Ethanol exposure during IV chemotherapy administration
Purpose: Injectable cytotoxics may be formulated with ethanol. This study sought to quantify the amount of ethanol exposure during chemotherapy infusions.
Materials and methods: We first reviewed the antineoplastic drugs (Anatomical Therapeutic and Chemical code L01) and oncologic supportive care drugs (eg, antiemetics) currently available in France, to identify preparations containing ethanol. The amount of ethanol in the final chemotherapy preparation was calculated. Next, we performed a 2-year, single-center, retrospective analysis of injectable antineoplastic drug compounding in routine clinical practice in a French university medical center. Finally, we reviewed our results with regard to the literature data.
Results: Ten of the 60 cytotoxic products on the market contained ethanol at concentrations of up to 790 mg/mL, depending on the drug, formulation, and supplier. Several final preparations contained more than 3 g of ethanol per infusion (the maximum recommended by the European Medicines Agency); this was notably the case for gemcitabine, paclitaxel (up to 20 g ethanol per injection, for both), and etoposide (up to 50 g ethanol per infusion). The analysis of our compounding activity showed that 3,172 (4.99%) of the 63,613 chemotherapy preparations (notably paclitaxel) contained more than 3 g of ethanol. None of the oncologic supportive care drugs contained ethanol.

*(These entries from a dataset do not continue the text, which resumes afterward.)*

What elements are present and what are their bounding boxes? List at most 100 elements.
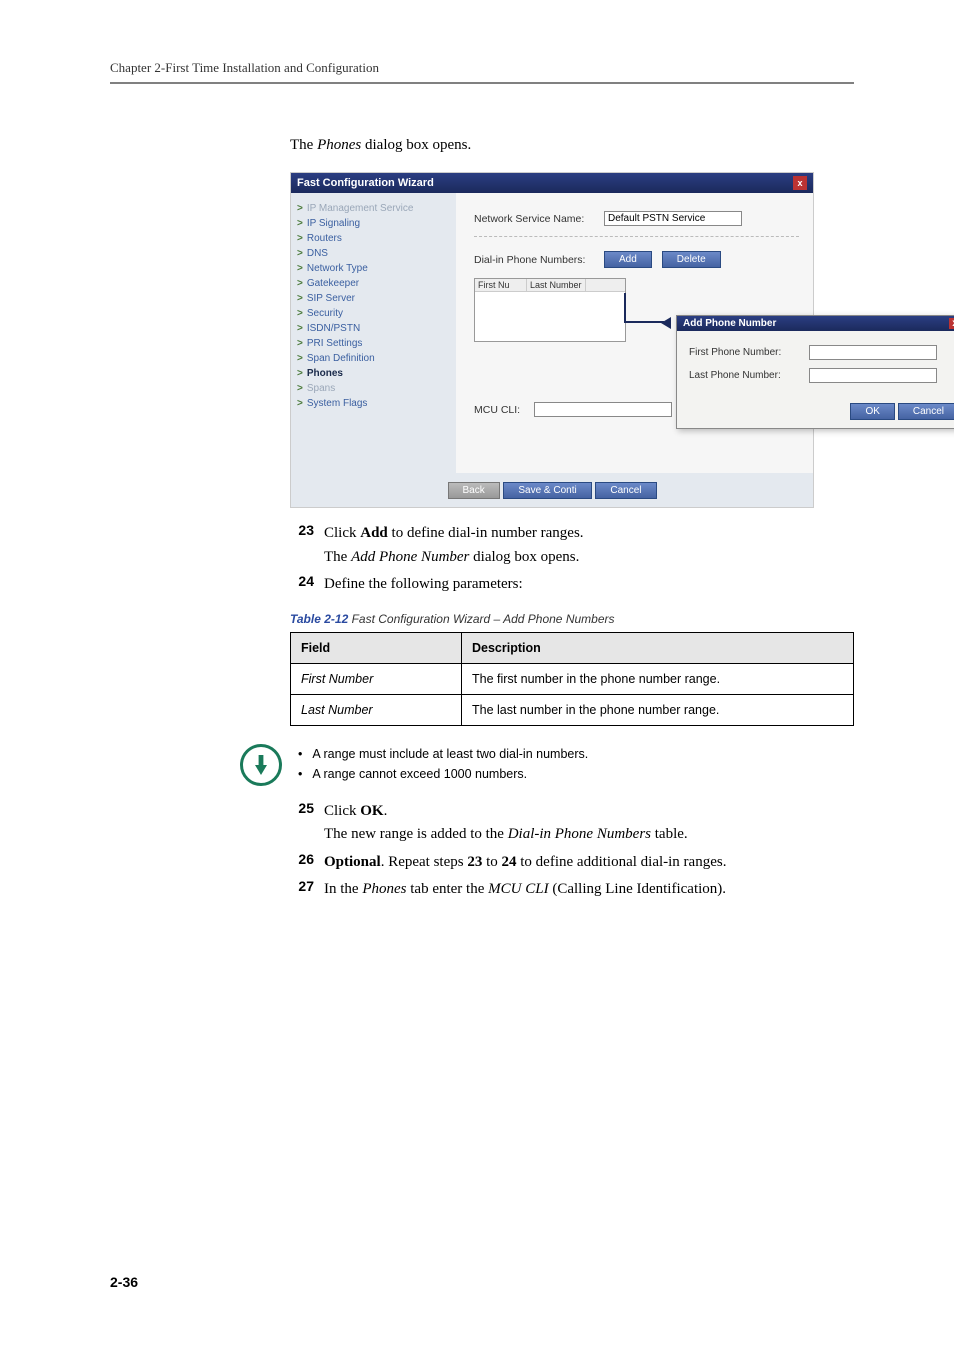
chevron-icon: >	[297, 308, 303, 319]
step-number: 25	[290, 800, 314, 816]
sidebar-item-security[interactable]: > Security	[297, 306, 450, 321]
mcu-cli-input[interactable]	[534, 402, 672, 417]
ok-button[interactable]: OK	[850, 403, 894, 420]
column-last-number: Last Number	[527, 279, 586, 291]
first-phone-label: First Phone Number:	[689, 347, 799, 358]
table-row: Last Number The last number in the phone…	[291, 695, 854, 726]
close-icon[interactable]: x	[949, 318, 954, 329]
net-service-label: Network Service Name:	[474, 213, 594, 225]
sidebar-label: Phones	[307, 368, 343, 379]
table-header-description: Description	[462, 633, 854, 664]
sidebar-item-ip-management[interactable]: > IP Management Service	[297, 201, 450, 216]
last-phone-input[interactable]	[809, 368, 937, 383]
intro-pre: The	[290, 137, 317, 153]
sidebar-label: IP Management Service	[307, 203, 414, 214]
column-first-number: First Nu	[475, 279, 527, 291]
sidebar-label: Routers	[307, 233, 342, 244]
sidebar-item-phones[interactable]: > Phones	[297, 366, 450, 381]
sidebar-label: DNS	[307, 248, 328, 259]
sidebar-item-sip-server[interactable]: > SIP Server	[297, 291, 450, 306]
close-icon[interactable]: x	[793, 176, 807, 190]
separator	[474, 236, 799, 237]
chevron-icon: >	[297, 293, 303, 304]
add-phone-dialog: Add Phone Number x First Phone Number: L…	[676, 315, 954, 429]
sidebar-item-network-type[interactable]: > Network Type	[297, 261, 450, 276]
sidebar-item-spans[interactable]: > Spans	[297, 381, 450, 396]
sidebar-label: Network Type	[307, 263, 368, 274]
step-25-body: Click OK. The new range is added to the …	[324, 800, 854, 847]
chevron-icon: >	[297, 278, 303, 289]
wizard-main-panel: Network Service Name: Dial-in Phone Numb…	[456, 193, 813, 473]
bullet-icon: •	[298, 764, 302, 784]
callout-arrow-icon	[661, 317, 671, 329]
footer-cancel-button[interactable]: Cancel	[595, 482, 656, 499]
back-button[interactable]: Back	[448, 482, 500, 499]
wizard-sidebar: > IP Management Service > IP Signaling > Ro…	[291, 193, 456, 473]
sidebar-item-gatekeeper[interactable]: > Gatekeeper	[297, 276, 450, 291]
step-23-body: Click Add to define dial-in number range…	[324, 522, 854, 569]
sidebar-item-isdn-pstn[interactable]: > ISDN/PSTN	[297, 321, 450, 336]
sidebar-label: ISDN/PSTN	[307, 323, 360, 334]
chevron-icon: >	[297, 383, 303, 394]
step-number: 26	[290, 851, 314, 867]
sidebar-label: SIP Server	[307, 293, 355, 304]
add-button[interactable]: Add	[604, 251, 652, 268]
net-service-input[interactable]	[604, 211, 742, 226]
wizard-titlebar: Fast Configuration Wizard x	[291, 173, 813, 193]
table-cell-desc: The last number in the phone number rang…	[462, 695, 854, 726]
note-text: •A range must include at least two dial-…	[298, 744, 588, 784]
chevron-icon: >	[297, 398, 303, 409]
chevron-icon: >	[297, 323, 303, 334]
table-header-field: Field	[291, 633, 462, 664]
first-phone-input[interactable]	[809, 345, 937, 360]
sidebar-item-pri-settings[interactable]: >PRI Settings	[297, 336, 450, 351]
sidebar-item-span-definition[interactable]: > Span Definition	[297, 351, 450, 366]
chevron-icon: >	[297, 248, 303, 259]
sidebar-item-ip-signaling[interactable]: > IP Signaling	[297, 216, 450, 231]
step-26-body: Optional. Repeat steps 23 to 24 to defin…	[324, 851, 854, 874]
sidebar-label: PRI Settings	[307, 338, 363, 349]
bullet-icon: •	[298, 744, 302, 764]
note-icon	[240, 744, 282, 786]
sidebar-label: Span Definition	[307, 353, 375, 364]
delete-button[interactable]: Delete	[662, 251, 721, 268]
chevron-icon: >	[297, 353, 303, 364]
step-number: 24	[290, 573, 314, 589]
sidebar-label: System Flags	[307, 398, 368, 409]
sidebar-label: IP Signaling	[307, 218, 360, 229]
page-number: 2-36	[110, 1274, 138, 1290]
sidebar-item-system-flags[interactable]: > System Flags	[297, 396, 450, 411]
sidebar-item-routers[interactable]: > Routers	[297, 231, 450, 246]
last-phone-label: Last Phone Number:	[689, 370, 799, 381]
chevron-icon: >	[297, 233, 303, 244]
mcu-cli-label: MCU CLI:	[474, 404, 524, 416]
chapter-running-head: Chapter 2-First Time Installation and Co…	[110, 60, 854, 76]
step-24-body: Define the following parameters:	[324, 573, 854, 596]
callout-line	[624, 321, 664, 323]
dialin-numbers-list[interactable]: First Nu Last Number	[474, 278, 626, 342]
intro-text: The Phones dialog box opens.	[290, 134, 854, 157]
sidebar-label: Gatekeeper	[307, 278, 359, 289]
wizard-screenshot: Fast Configuration Wizard x > IP Manageme…	[290, 172, 814, 508]
save-continue-button[interactable]: Save & Conti	[503, 482, 591, 499]
sidebar-label: Spans	[307, 383, 335, 394]
chevron-icon: >	[297, 203, 303, 214]
step-number: 27	[290, 878, 314, 894]
dialin-label: Dial-in Phone Numbers:	[474, 254, 594, 266]
step-number: 23	[290, 522, 314, 538]
sidebar-item-dns[interactable]: > DNS	[297, 246, 450, 261]
wizard-footer: Back Save & Conti Cancel	[291, 473, 813, 507]
chevron-icon: >	[297, 218, 303, 229]
table-caption: Table 2-12 Fast Configuration Wizard – A…	[290, 612, 854, 626]
table-row: First Number The first number in the pho…	[291, 664, 854, 695]
chevron-icon: >	[297, 263, 303, 274]
chevron-icon: >	[297, 368, 303, 379]
cancel-button[interactable]: Cancel	[898, 403, 954, 420]
header-rule	[110, 82, 854, 84]
step-27-body: In the Phones tab enter the MCU CLI (Cal…	[324, 878, 854, 901]
intro-post: dialog box opens.	[361, 137, 471, 153]
sidebar-label: Security	[307, 308, 343, 319]
table-cell-field: First Number	[291, 664, 462, 695]
field-description-table: Field Description First Number The first…	[290, 632, 854, 726]
table-cell-desc: The first number in the phone number ran…	[462, 664, 854, 695]
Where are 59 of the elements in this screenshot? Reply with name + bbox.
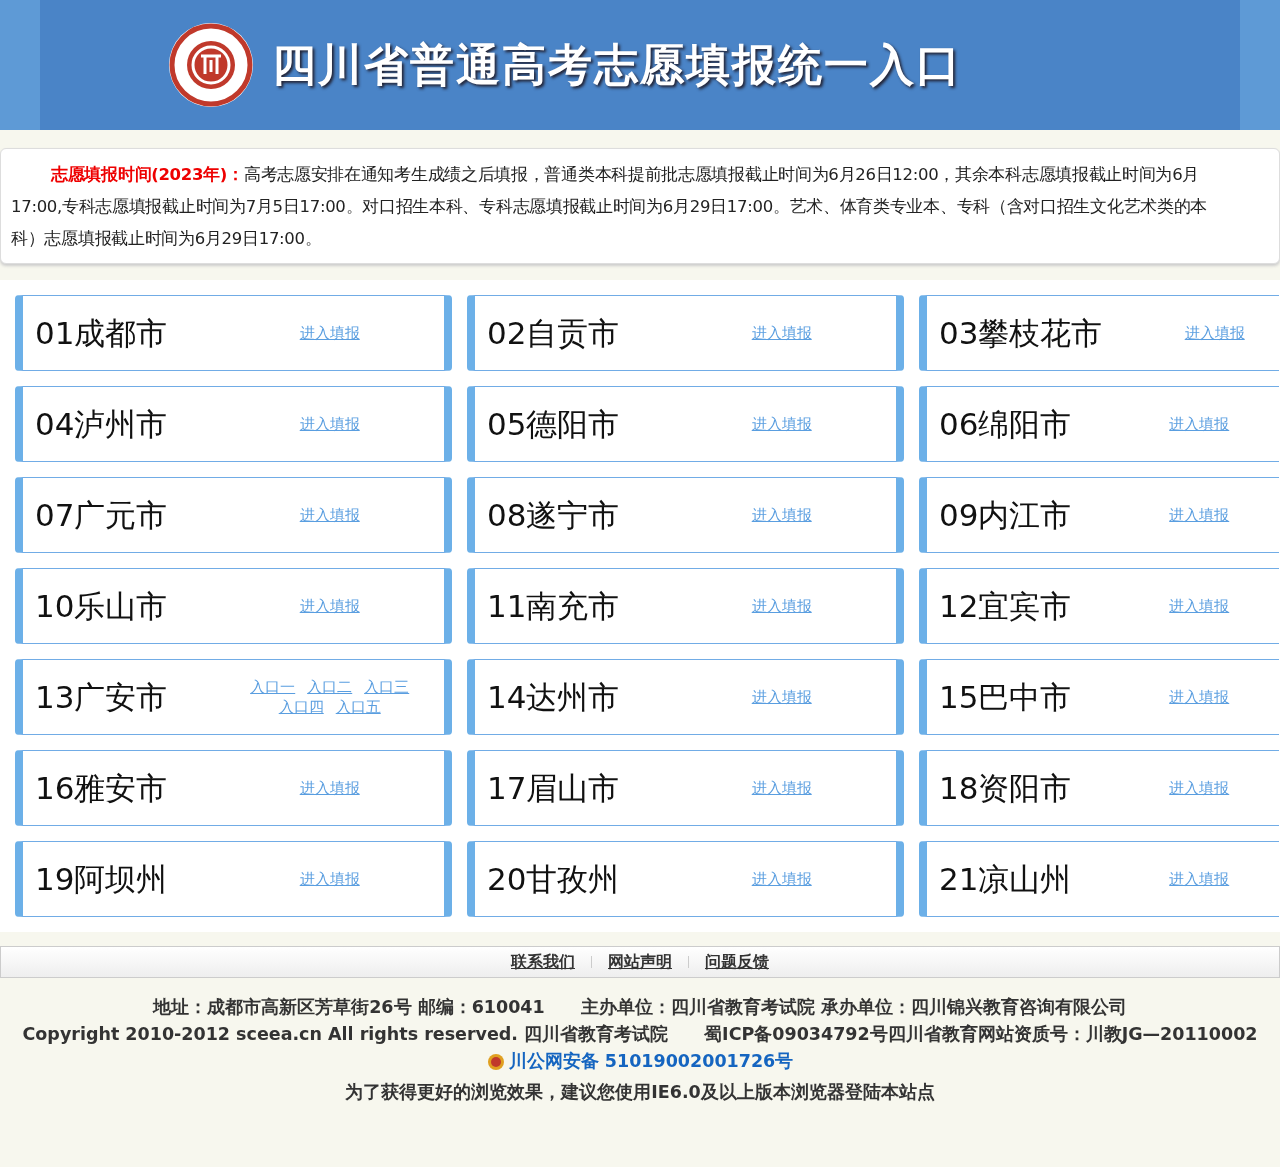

Conclusion: Patients are exposed to ethanol during the infusion of antineoplastic drugs. With a view to better patient care, physicians and pharmacists should carefully evaluate the risk of ethanol exposure throughout the course of cytotoxic drug treatment.
Hiver Q, Henry H, Vasseur M, Cuvelier E, Le Rhun É, Turpin A, Décaudin B, Odou P, Simon N. Ethanol Exposure During the Intravenous Administration of Chemotherapeutic Drugs: An Analysis of Clinical Practice and a Literature Review. JCO Oncol Pract. 2022 Jan 6:OP2100430. doi: 10.1200/OP.21.00430. Epub ahead of print. PMID: 34990287.